A rod whose length is \[l\] bent at an angle \[120^\circ \], Then find the centre of mass of bent shape.

Answer 1

Hint: In this question, use the concept of the resolving the components along the horizontal and the vertical direction with respect to the mass, length and the bend angle, then use the formula of the centre of mass coordinate along the horizontal and the vertical direction.

Complete step by step solution:
To find the centre of mass of the given rod, first we have to calculate the \[x\] and the \[y\]coordinates of the centre of mass, that is
\[ \Rightarrow {x_{cm}} = \dfrac{{{m_1} \times {x_1} + {m_2} \times {x_2}}}{{{m_1} + {m_2}}}\]
\[ \Rightarrow {y_{cm}} = \dfrac{{{m_1} \times {y_1} + {m_1} \times {y_2}}}{{{m_1} + {m_2}}}\]
Where, \[{x_{cm}}\] is centre of mass coordinate of the \[x\]axis, \[{y_{cm}}\] is coordinate of centre of mass of the \[y\]axis, \[{m_1} \times {x_1},{m_2} \times {x_2},{m_1} \times {y_1},{m_2} \times {y_2}\] are the products of smaller mass parts of the rod in both coordinates and to find the centre of mass coordinate, divide the sum of products with sum of all small mass parts.

                                           Diagram of calculating centre of mass
When the rod is bend in equally two parts, each part will have length \[\dfrac{l}{2}\]and its centre of mass will be in \[\dfrac{l}{4}\] and mass will also be distributed equally, that is, \[\dfrac{m}{2}\].
Now, as \[\dfrac{l}{2}\] is in the negative \[x\]axis, sign of \[\dfrac{l}{4}({x_1})\] will be negative in that axis, and \[{x_2}\] will be \[ - \dfrac{l}{4}\cos \theta \] as the component in the \[x\]axis. In case of \[y\]axis, there is no value, so here \[\dfrac{l}{4}({y_1})\] will be \[0\], and the \[{y_2}\]will be \[\dfrac{l}{4}\sin \theta \] as the positive component of \[y\]axis.

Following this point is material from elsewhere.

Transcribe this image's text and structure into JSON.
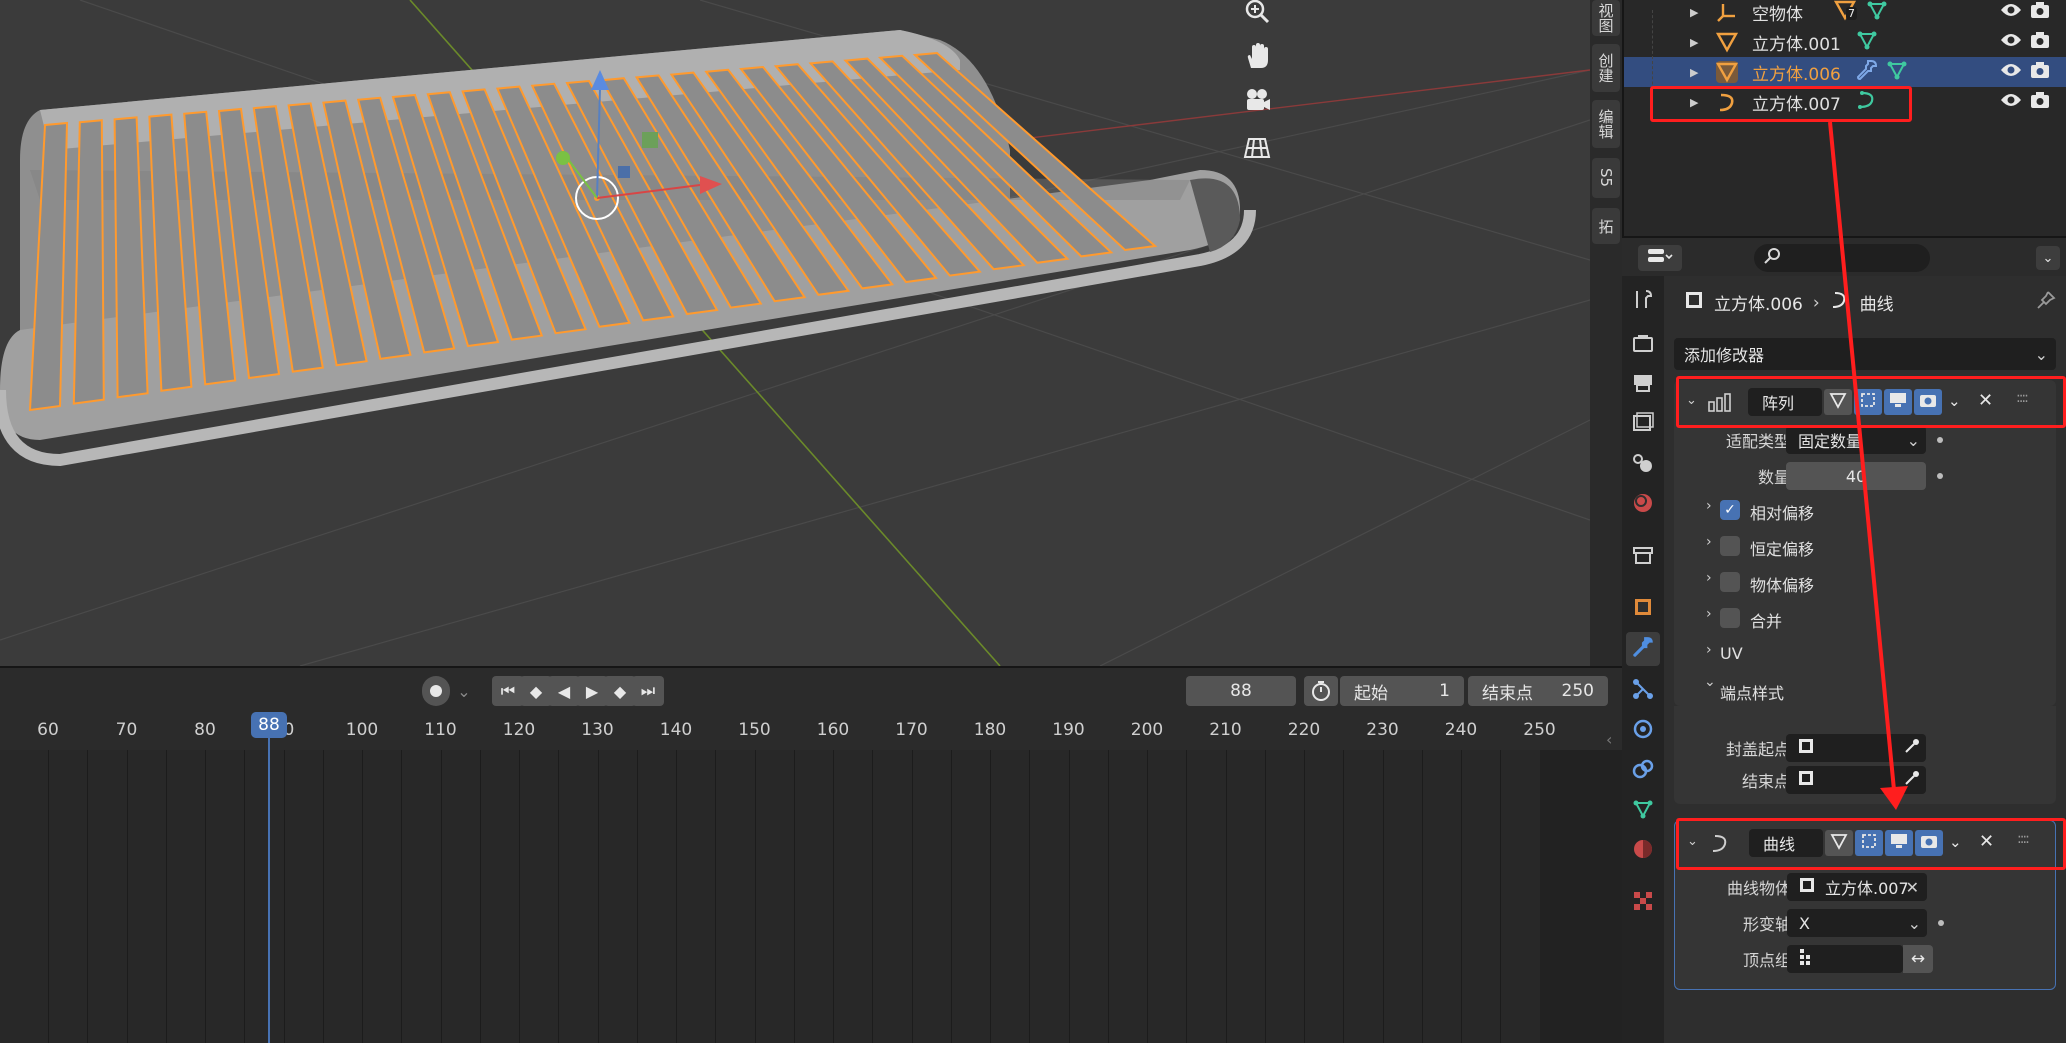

Putting all the values in the centre of mass coordinate equations we get
\[ \Rightarrow {x_{cm}} = \dfrac{{ - \dfrac{m}{2} \times \dfrac{l}{4} - \dfrac{m}{2} \times \dfrac{l}{4}\cos \theta }}{{\dfrac{m}{2} + \dfrac{m}{2}}}\]
On solving the above expression, we get
\[ \Rightarrow {x_{cm}} = - \dfrac{1}{2}\left( {\dfrac{l}{4} + \dfrac{l}{4}\cos \theta } \right)\]
For $y$ axis centroid we get,
\[ \Rightarrow {y_{cm}} = \dfrac{{\dfrac{m}{2} \times 0 + \dfrac{m}{2} \times \dfrac{l}{4}\sin \theta }}{{\dfrac{m}{2} + \dfrac{m}{2}}}\]
On solving the above expression, we get
\[ \Rightarrow {y_{cm}} = \dfrac{1}{2}\left( {\dfrac{l}{4}\sin \theta } \right)\]
Let us assume that the distance of centre of mass be \[k\]it is expressed as
\[ \Rightarrow k = \sqrt {{x_{cm}}^2 + {y_{cm}}^2} \]
Now, putting the values in the expression we get
\[ \Rightarrow k = \sqrt {{{\left( { - \dfrac{1}{2}\left( {\dfrac{l}{4}\cos \theta } \right)} \right)}^2} + {{\left( {\dfrac{1}{2} \times \dfrac{l}{4}\sin \theta } \right)}^2}} \]
So, we get
\[ \Rightarrow k = \dfrac{l}{4}\cos \dfrac{\theta }{2}\]
Now putting \[\theta = 120^\circ \] we get the position of the centre of mass as,
\[ \Rightarrow k = \dfrac{l}{4}\cos \dfrac{{120^\circ }}{2}\]
\[ \Rightarrow k = \dfrac{l}{4} \times \dfrac{1}{2}\]
On simplification we get,
\[\therefore k = \dfrac{l}{8}\]

Note: In this question, In the calculation of the centre of mass, the mass gets omitted from both numerator and denominator, and the distance of centre of mass has trigonometric calculation to come to the result of the expression of \[\cos \dfrac{\theta }{2}\].